Sebagai negara demokrasi ketiga terbesar di dunia setelah India dan Amerika Serikat, agaknya kita patut bersyukur bahwa benih demokrasi yang kita semai terus tumbuh dan berkembang, khususnya sejak roda reformasi menggelinding puluhan tahun silam.

Kendatipun demikian, kita harus jujur untuk mengakui bahwa terus tumbuh dan berkembangnya benih demokrasi di negeri ini masih belum membawa perubahan signifikan kepada kehidupan rakyat kebanyakan. Faktanya, sebagian besar para wakil rakyat yang dipilih untuk menyuarakan, memikirkan, memperjuangkan nasib dan kepentingan rakyat ternyata masih cenderung menyuarakan, memikirkan serta memperjuangkan kepentingan pribadi maupun kelompok mereka.
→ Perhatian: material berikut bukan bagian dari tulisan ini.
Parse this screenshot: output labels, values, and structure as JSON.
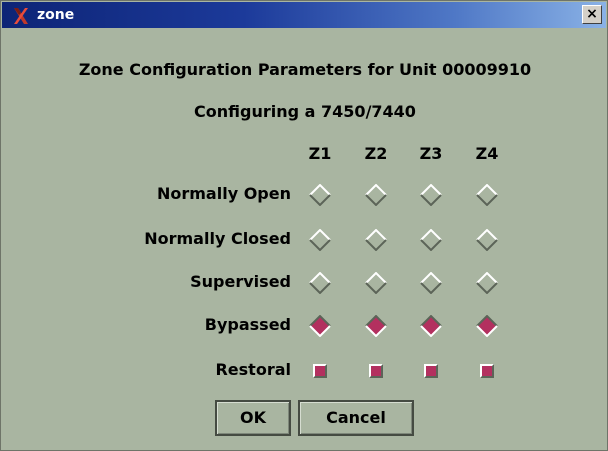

Baca Juga: Saat Kepercayaan Rakyat Anjlok, Pemerintah Kudu Ngapain?

Demokrasi pada akhirnya hanya membawa perubahan signifikan pada segelintir kelompok masyarakat (elite). Nasib rakyat tidak terlalu banyak berubah. Demokrasi jadi identik dengan transaksi kepentingan jangka pendek, bukan proses jangka panjang yang menyentuh kepentingan rakyat. Kondisi seperti ini menelurkan kesenjangan sosial yang lebar antara wakil rakyat dan rakyat yang mereka wakili.
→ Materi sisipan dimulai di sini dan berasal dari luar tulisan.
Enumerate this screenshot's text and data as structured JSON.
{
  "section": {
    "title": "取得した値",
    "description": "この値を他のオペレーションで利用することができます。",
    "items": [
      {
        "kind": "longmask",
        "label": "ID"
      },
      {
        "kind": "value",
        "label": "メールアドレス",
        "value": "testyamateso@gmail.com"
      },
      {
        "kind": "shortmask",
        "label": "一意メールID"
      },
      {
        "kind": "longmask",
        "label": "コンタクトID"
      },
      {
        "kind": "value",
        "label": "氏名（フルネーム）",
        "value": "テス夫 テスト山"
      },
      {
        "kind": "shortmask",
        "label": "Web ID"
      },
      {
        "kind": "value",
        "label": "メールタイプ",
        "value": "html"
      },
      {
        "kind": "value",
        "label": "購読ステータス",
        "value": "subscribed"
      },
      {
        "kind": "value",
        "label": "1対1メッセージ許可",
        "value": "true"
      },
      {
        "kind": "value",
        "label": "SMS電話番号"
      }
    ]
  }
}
Sir Winston Leonard Spencer Churchill (1874-1965), seorang negarawan mashur dari Inggris, sudah sejak lama mengingatkan bahwa sesungguhnya demokrasi adalah bentuk pemerintahan paling buruk. Hanya saja, karena bentuk-bentuk pemerintahan lainnya jauh lebih buruk, maka demokrasi ‘terpaksa’ masih menjadi pilihan.

Democracy is the worst form of government except all those other forms that have been tried from time to time

Sir Winston Leonard Spencer Churchill

Baca Juga: Demokrasi ala Game Werewolf

Lantas, bisakah kita menjadikan mesin sebagai bentuk tata kelola pemerintahan yang jauh lebih baik daripada demokrasi?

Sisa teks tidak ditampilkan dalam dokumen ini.